Malcolm Gladwell's Blink, Mongolia and Her Initials Spell HELP
About 8 years ago I read Malcolm Gladwell’s Blink – it’s main thesis is that instant, blink of an eye, conclusions are valid.
So I finish Blink & the very next day I’m at a gallery opening in SF. Suddenly every nerve synapse is telling me that I’m in love with this woman in the proverbial blink of an eye.
First there was the avalanching hair
41 years young
Tall and athletic
ice blue eyes Educated at Hotchkiss, B.A. Harvard, Ph.D in rhetoric UC Berkeley
A clean body with a dirty mind
We hang at the gallery, go to Café Plouf for a drink, we’re making out on Bart. Before you know it we’re at my place and the mission bells are ringing.
And the name of this woman? (I changed the name slightly to protect the guilty) – Hayden Elizabeth Lancaster Parker – initials spell HELP. A true blue blooded WASP of Mayflower lineage. Her parents’ homestead is a 20 acre estate in Greenwich, CT, summers on Martha’s Vineyard, no need to clap just rattle the jewelry, a family that bred thoroughbred horses and “bouvier” dogs.
I ask HELP if she did phone. She says if phone communications don’t work how bout smoke signals or graffiti on Oakland buildings. Light bulb goes off in my head. I choose an urban response reflective of my urban roots. I go to Office Max & get large red Sharpies. Pastrami on rye I start writing graffiti to HELP on walls in unisex bathrooms in cafes on College Avenue. I was “tagging” to win the heart, mind and body, not necessarily in that order, of a daughter of the ruling class. I was smitten and delirious.
I wanted HELP / unclear if HELP wanted me. One day warm and inviting; next day cold and distant. Then I have to go to Mongolia for work.
I’m wandering in Lawrence of Arabia landscapes, guys on camels w/ ammo belts slung over their shoulders, swords in their waistbands. Me - I’ve got my wireless laptop, sending endless emails to HELP 7,500 miles away.
Again, I am delirious, as I introduce graffiti to Mongolia in dive bars & 5 star hotels to impress HELP. I write “this photo of HELP, now blurred and obscured as if the world shifted between the clicking of the shutter & the fixing of the image.” I take photos of the graffiti to impress this daughter of the power elite.
This Romeo returns from Mongolia and HELP won’t see me for a week. Then bliss like connection. We’re in bed, but her mind is in Greenwich, CT and I’m in Brooklyn and the “A” train doesn’t go to Greenwich. Loving HELP was like staying in the shower too long in a crowded house. You’re halfway through, soap on your balls and ass when suddenly the water turns ice cold.

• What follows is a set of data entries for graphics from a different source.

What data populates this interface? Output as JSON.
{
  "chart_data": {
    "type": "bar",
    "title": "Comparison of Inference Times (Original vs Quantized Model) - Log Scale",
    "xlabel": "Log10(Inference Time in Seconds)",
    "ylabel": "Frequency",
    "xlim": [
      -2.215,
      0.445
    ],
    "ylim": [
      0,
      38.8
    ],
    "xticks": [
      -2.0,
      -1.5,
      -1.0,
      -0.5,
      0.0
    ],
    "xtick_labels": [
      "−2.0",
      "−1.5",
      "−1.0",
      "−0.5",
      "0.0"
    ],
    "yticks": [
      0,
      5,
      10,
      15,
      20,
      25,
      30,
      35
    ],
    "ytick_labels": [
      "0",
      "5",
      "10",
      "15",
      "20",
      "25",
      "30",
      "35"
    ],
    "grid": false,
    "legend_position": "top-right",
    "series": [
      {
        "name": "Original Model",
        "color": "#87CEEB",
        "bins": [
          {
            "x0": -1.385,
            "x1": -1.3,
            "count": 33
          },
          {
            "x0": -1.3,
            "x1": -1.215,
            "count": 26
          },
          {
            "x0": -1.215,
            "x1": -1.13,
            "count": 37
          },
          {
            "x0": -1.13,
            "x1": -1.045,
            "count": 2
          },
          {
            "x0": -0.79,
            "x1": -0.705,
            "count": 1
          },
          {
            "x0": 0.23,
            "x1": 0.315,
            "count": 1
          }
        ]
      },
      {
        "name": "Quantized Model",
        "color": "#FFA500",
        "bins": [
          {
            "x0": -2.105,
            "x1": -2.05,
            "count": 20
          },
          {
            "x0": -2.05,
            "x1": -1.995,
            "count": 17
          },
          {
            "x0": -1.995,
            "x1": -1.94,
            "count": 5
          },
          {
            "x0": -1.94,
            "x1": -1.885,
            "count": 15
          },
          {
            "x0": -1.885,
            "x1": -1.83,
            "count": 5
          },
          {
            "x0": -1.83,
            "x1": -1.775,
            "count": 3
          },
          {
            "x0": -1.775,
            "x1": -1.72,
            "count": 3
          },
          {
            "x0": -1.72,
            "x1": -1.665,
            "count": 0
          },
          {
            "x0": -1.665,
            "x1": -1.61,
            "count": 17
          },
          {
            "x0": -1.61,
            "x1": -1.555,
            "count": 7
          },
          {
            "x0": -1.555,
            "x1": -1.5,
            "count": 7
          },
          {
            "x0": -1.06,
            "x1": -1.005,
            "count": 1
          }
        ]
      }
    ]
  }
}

We had three magical months; nights swirling & whirling where HELP gave me everything I ever wanted. We were officially girlfriend & boyfriend. I even drove her to the airport. Ominously, she said a few times “Don’t let me screw this up.”
On Dec. 19th I drive her to the airport as she goes home to her parent’s Greenwich CT estate for the holidays – returning to her roots – thoroughbred horses, bouvier dogs, the dark congealing history of who she is. The airport goodbye was cold and distant.
Cut to my best friend. He’s a shrink. I’ve known him since we were 8 years old at a socialist camp in upstate NY. Because of the ups & downs of my experiences with HELP I show David 30 emails from HELP to get his professional opinion. The equivalent of five therapy sessions are distilled down to 5 words “Scott you are a moron.” This woman is incapable of intimacy. He predicted that the distance would always resurface and that eventually I would hate her.
But I’m desperate and I so want to believe Blink. So I send her Jew food from NY’s Katz’s Deli – I order a dozen knishes, a bucket of ½ sour pickles, a salami for your boy in the army – all sent to her parent’s estate. HELP calls from CT - says I should be afraid. This could be serious & Bush didn’t lay in enough SARS vaccine to protect me.
She returned home and we both knew it was over.
The thing is Blink did not cover how to get my Ellis Island ass onto the Mayflower. At the end of the day, I was a Jew boy from Brooklyn pretending to be an adventurous pilgrim, laden with scurvy, hurling over the side of the Mayflower because sometimes the eye persists in seeing something that was never really there to begin with.
I returned to College Avenue with a wash bucket / brillo in hand and erase all that desperate graffiti. But I’m hoping it’s still there in Mongolia!